Trapping Effect for QCD Axion Dark Matter

TL;DR

This paper explores how trapping effects in the early universe influence the abundance of scalar fields, especially the QCD axion, revealing suppression mechanisms that depend on initial conditions and potential dynamics.

Contribution

It investigates the impact of trapping effects on scalar field abundance, focusing on the QCD axion with a large temporal mass, and identifies key physical quantities controlling this process.

Findings

Axion abundance can be suppressed by adiabatic mechanisms even when trapped near potential maxima.

The initial position of the scalar field significantly affects its final abundance.

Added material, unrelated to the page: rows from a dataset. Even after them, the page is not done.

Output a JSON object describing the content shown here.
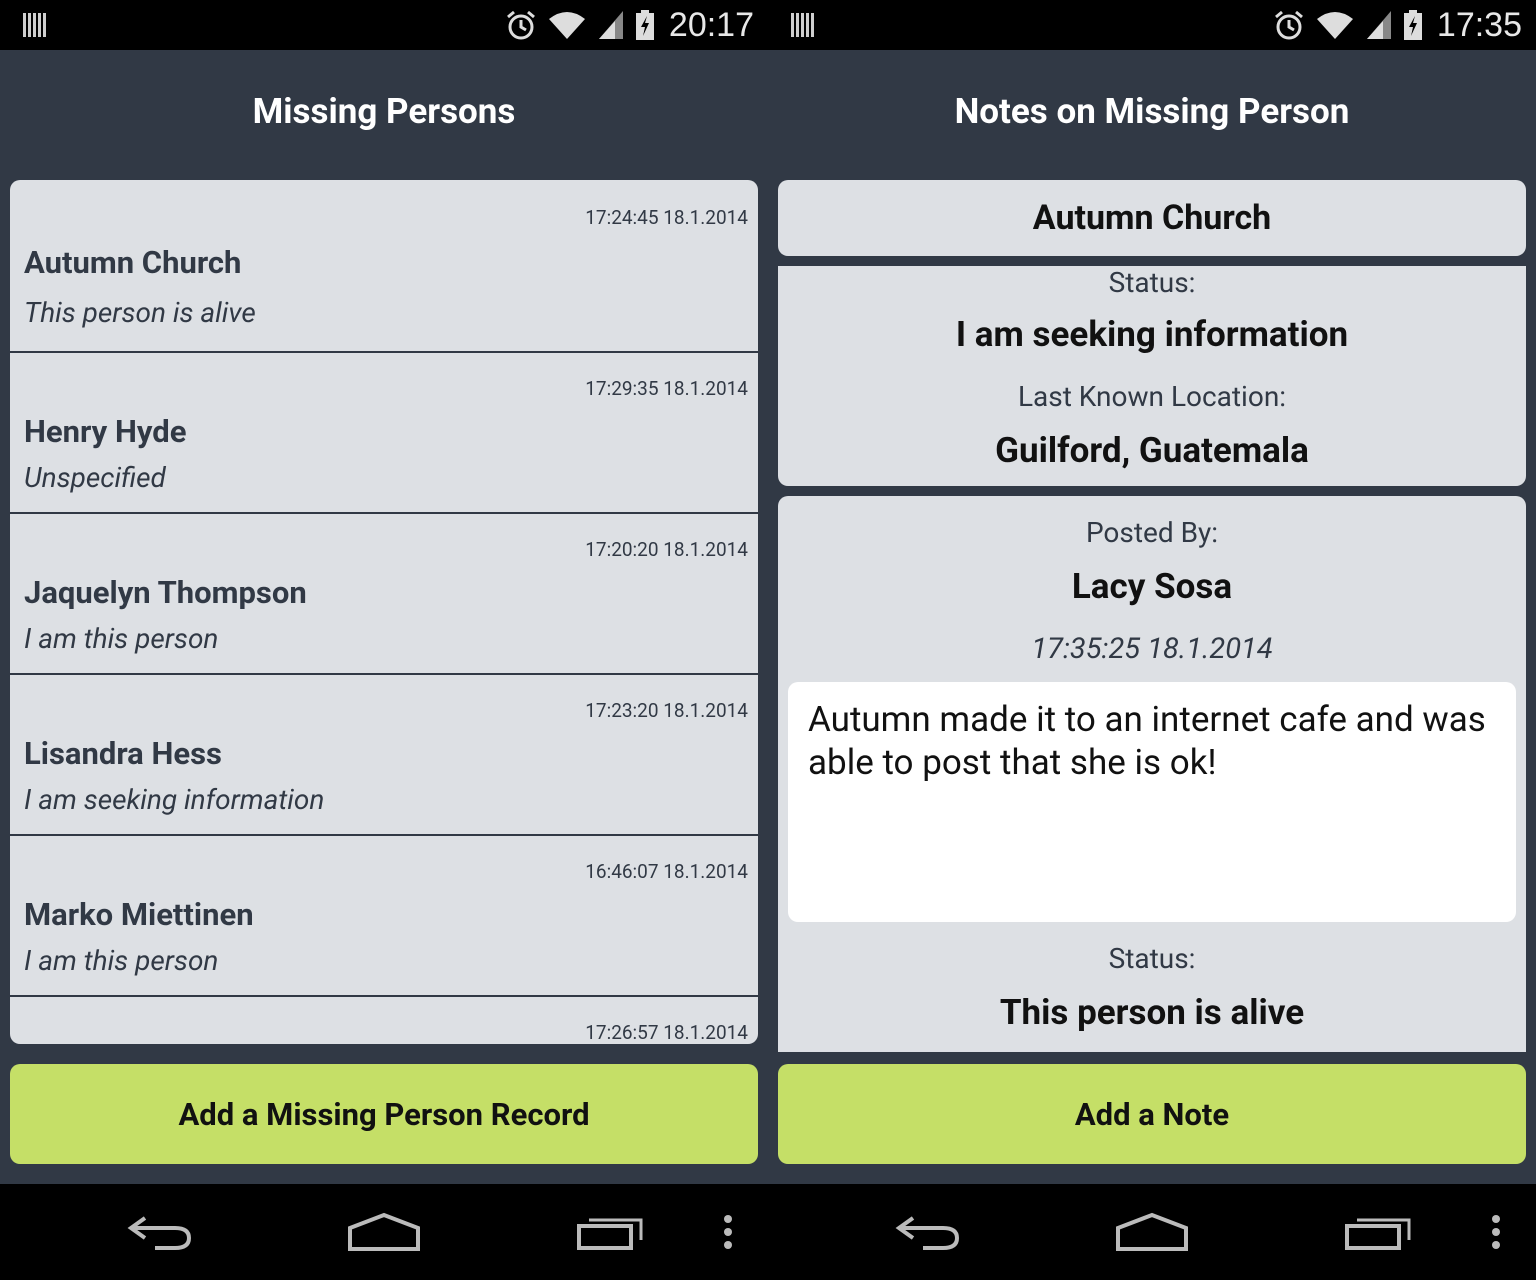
{
  "left_screen": {
    "status_bar": {
      "time": "20:17",
      "icons": [
        "notification-icon",
        "alarm-icon",
        "wifi-icon",
        "signal-icon",
        "battery-charging-icon"
      ]
    },
    "title": "Missing Persons",
    "records": [
      {
        "timestamp": "17:24:45 18.1.2014",
        "name": "Autumn Church",
        "status": "This person is alive"
      },
      {
        "timestamp": "17:29:35 18.1.2014",
        "name": "Henry Hyde",
        "status": "Unspecified"
      },
      {
        "timestamp": "17:20:20 18.1.2014",
        "name": "Jaquelyn Thompson",
        "status": "I am this person"
      },
      {
        "timestamp": "17:23:20 18.1.2014",
        "name": "Lisandra Hess",
        "status": "I am seeking information"
      },
      {
        "timestamp": "16:46:07 18.1.2014",
        "name": "Marko Miettinen",
        "status": "I am this person"
      },
      {
        "timestamp": "17:26:57 18.1.2014",
        "name": "",
        "status": ""
      }
    ],
    "add_button_label": "Add a Missing Person Record"
  },
  "right_screen": {
    "status_bar": {
      "time": "17:35",
      "icons": [
        "notification-icon",
        "alarm-icon",
        "wifi-icon",
        "signal-icon",
        "battery-charging-icon"
      ]
    },
    "title": "Notes on Missing Person",
    "person_name": "Autumn Church",
    "status_label": "Status:",
    "status_value": "I am seeking information",
    "location_label": "Last Known Location:",
    "location_value": "Guilford, Guatemala",
    "note": {
      "posted_by_label": "Posted By:",
      "posted_by": "Lacy Sosa",
      "timestamp": "17:35:25 18.1.2014",
      "text": "Autumn made it to an internet cafe and was able to post that she is ok!",
      "status_label": "Status:",
      "status_value": "This person is alive"
    },
    "add_button_label": "Add a Note"
  },
  "nav_bar": {
    "icons": [
      "back-icon",
      "home-icon",
      "recent-apps-icon",
      "menu-icon"
    ]
  },
  "colors": {
    "background": "#313945",
    "card": "#dde0e4",
    "accent_button": "#c5df67"
  }
}
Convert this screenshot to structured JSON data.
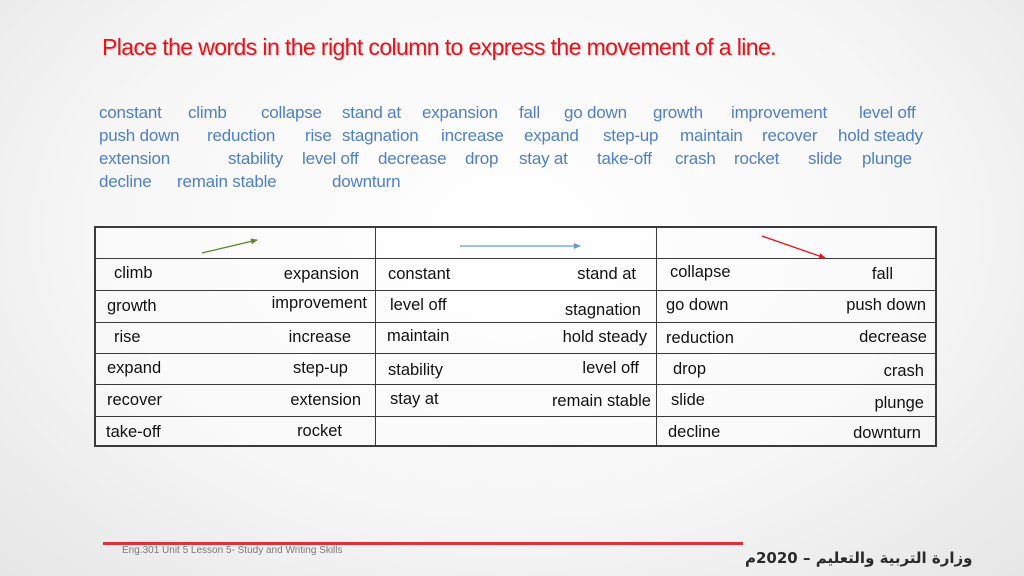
{
  "slide": {
    "title": "Place the words in the right column to express the movement of a line."
  },
  "word_bank": {
    "rows": [
      [
        "constant",
        "climb",
        "collapse",
        "stand at",
        "expansion",
        "fall",
        "go down",
        "growth",
        "improvement",
        "level off"
      ],
      [
        "push down",
        "reduction",
        "rise",
        "stagnation",
        "increase",
        "expand",
        "step-up",
        "maintain",
        "recover",
        "hold steady"
      ],
      [
        "extension",
        "stability",
        "level off",
        "decrease",
        "drop",
        "stay at",
        "take-off",
        "crash",
        "rocket",
        "slide",
        "plunge"
      ],
      [
        "decline",
        "remain stable",
        "downturn"
      ]
    ],
    "color": "#4f7fc6"
  },
  "table": {
    "columns": [
      {
        "direction": "upward",
        "arrow_color": "#5a8a2e",
        "rows": [
          [
            "climb",
            "expansion"
          ],
          [
            "growth",
            "improvement"
          ],
          [
            "rise",
            "increase"
          ],
          [
            "expand",
            "step-up"
          ],
          [
            "recover",
            "extension"
          ],
          [
            "take-off",
            "rocket"
          ]
        ]
      },
      {
        "direction": "steady",
        "arrow_color": "#6a9ad4",
        "rows": [
          [
            "constant",
            "stand at"
          ],
          [
            "level off",
            "stagnation"
          ],
          [
            "maintain",
            "hold steady"
          ],
          [
            "stability",
            "level off"
          ],
          [
            "stay at",
            "remain stable"
          ],
          [
            "",
            ""
          ]
        ]
      },
      {
        "direction": "downward",
        "arrow_color": "#e8141c",
        "rows": [
          [
            "collapse",
            "fall"
          ],
          [
            "go down",
            "push down"
          ],
          [
            "reduction",
            "decrease"
          ],
          [
            "drop",
            "crash"
          ],
          [
            "slide",
            "plunge"
          ],
          [
            "decline",
            "downturn"
          ]
        ]
      }
    ]
  },
  "footer": {
    "course": "Eng.301 Unit 5 Lesson 5- Study and Writing Skills",
    "ministry": "وزارة التربية والتعليم – 2020م",
    "accent_color": "#e0303a"
  }
}
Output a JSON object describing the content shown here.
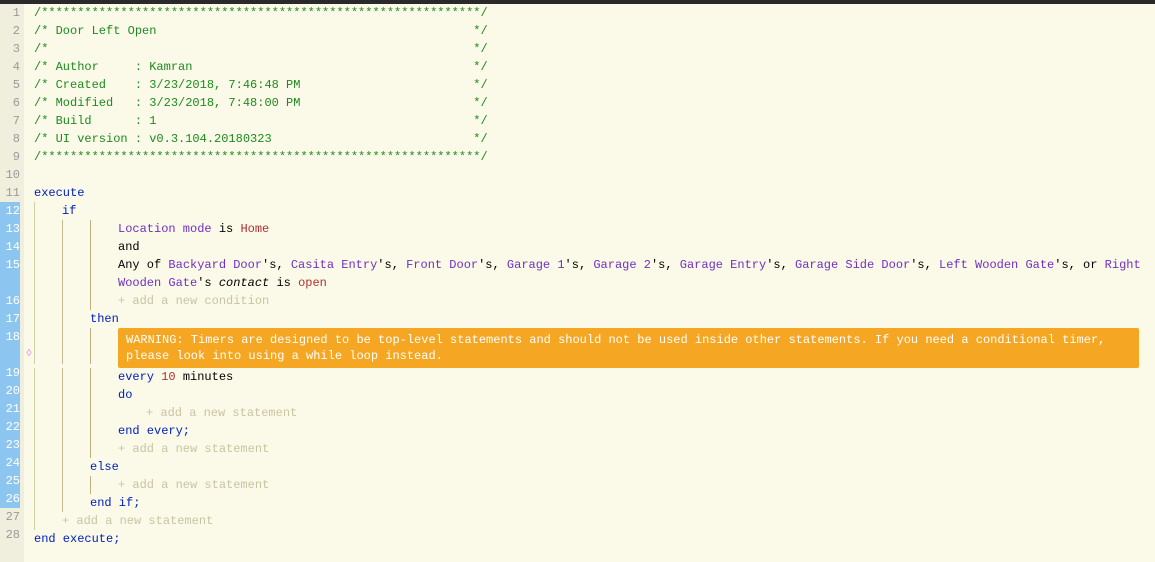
{
  "chart_data": null,
  "header": {
    "sep": "/*************************************************************/",
    "title": "/* Door Left Open                                            */",
    "blank": "/*                                                           */",
    "author": "/* Author     : Kamran                                       */",
    "created": "/* Created    : 3/23/2018, 7:46:48 PM                        */",
    "modified": "/* Modified   : 3/23/2018, 7:48:00 PM                        */",
    "build": "/* Build      : 1                                            */",
    "uiver": "/* UI version : v0.3.104.20180323                            */"
  },
  "kw": {
    "execute": "execute",
    "if": "if",
    "then": "then",
    "else": "else",
    "endif": "end if;",
    "endexecute": "end execute;",
    "every": "every",
    "do": "do",
    "endevery": "end every;"
  },
  "condition": {
    "location_mode": "Location mode",
    "is": " is ",
    "home": "Home",
    "and": "and",
    "anyof": "Any of ",
    "devices": [
      "Backyard Door",
      "Casita Entry",
      "Front Door",
      "Garage 1",
      "Garage 2",
      "Garage Entry",
      "Garage Side Door",
      "Left Wooden Gate",
      "Right Wooden Gate"
    ],
    "poss": "'s",
    "sep": ", ",
    "or": ", or ",
    "contact": "contact",
    "is2": " is ",
    "open": "open"
  },
  "timer": {
    "num": "10",
    "unit": " minutes"
  },
  "hints": {
    "add_cond": "+ add a new condition",
    "add_stmt": "+ add a new statement"
  },
  "warning": "WARNING: Timers are designed to be top-level statements and should not be used inside other statements. If you need a conditional timer, please look into using a while loop instead.",
  "lines": [
    1,
    2,
    3,
    4,
    5,
    6,
    7,
    8,
    9,
    10,
    11,
    12,
    13,
    14,
    15,
    16,
    17,
    18,
    19,
    20,
    21,
    22,
    23,
    24,
    25,
    26,
    27,
    28
  ],
  "hl": [
    12,
    13,
    14,
    15,
    16,
    17,
    18,
    19,
    20,
    21,
    22,
    23,
    24,
    25,
    26
  ]
}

Large trapping effects lead to exponential suppression of scalar field abundance.

Abstract

In the early universe, the potential of a scalar field can be significantly modified, and the scalar field may be trapped for a long time in a different location than the current vacuum. The trapping effect can increase or decrease the scalar abundance. For instance, in thermal inflation, a scalar field is trapped at the top of the potential by a thermal effect and dominates the universe to drive inflation for a short period of time. On the other hand, a scalar abundance can be exponentially suppressed in the adiabatic suppression mechanism, where a scalar field moves adiabatically by a time-dependent trapping potential. In this study, we investigate such a trapping effect on the abundance of scalar fields. Specifically, we investigate how the abundance of a scalar field depends on its initial position in the case of a double well potential and identify the physical quantity that controls the abundance. Then, we study the QCD axion abundance for various values of the misalignment angle, where the axon potential receives a large temporal mass due to the Witten effect. We find that the axion abundance is suppressed due to the adiabatic suppression mechanism even when it is trapped near the maximum of the potential, if the trapping effect is sufficiently large.